Thursday, November 16, 2006

The Most Influential Jihadi

A new study by the U.S. Army's Combating Terrorism Center at West Point found that the most influential jihadist thinker was the Jordanian Abu Muhammed al Maqdisi, rather than deceased Al-Qaeda in Iraq leader Abu Musab al Zarqawi, top Al-Qaeda strategist Ayman al Zawahiri, or even Osama Bin Laden. But whereas Bin Laden, Zawahiri and Zarqawi have been subjects of numerous profiles and analyses, much less is known of Maqdisi.

Earlier this year Nixon Center Research Associate Steven Brooke wrote an in-depth analysis of Maqdisi's life and ideology (including an extremely acrimonious dispute with his former student, the late Abu Musab al Zarqawi).
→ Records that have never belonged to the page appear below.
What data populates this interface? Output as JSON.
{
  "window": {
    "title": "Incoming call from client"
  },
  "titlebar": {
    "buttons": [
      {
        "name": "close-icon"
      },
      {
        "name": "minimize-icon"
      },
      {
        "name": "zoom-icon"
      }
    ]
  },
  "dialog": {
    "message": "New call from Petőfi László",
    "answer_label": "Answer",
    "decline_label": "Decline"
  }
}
"For insight into Zarqawi, one needs to understand his teacher, the Palestinian- Jordanian theologian Abu Muhammad al-Maqdisi. Maqdisi devoted much of his life to churning out religious and polemical works that condemn democracy, attack Arab regimes for their apostasy and disbelief, and provide ideological guidance to holy warriors operating throughout the greater Middle East...This is indicative of a critical gap in our understanding of the contemporary salafi-jihadi movement, and especially our lack of appreciation for the disparate and often conflicting ideological strains within that movement. Examining Maqdisi's life and thought will help to fill in these critical gaps."

This looks a lot like those conflicts that pop up in every revolutionary movement. What I'd like to know is, how much influence does this "global salafi-jihadi movenment" continue to have on the Sunni insurgency? Is tackling these die-hard elements head-on an essential part of a lasting solution in Iraq? Or are they an especially violent Sunni faction that will become marginalized, once a viable three-sided deal is struck?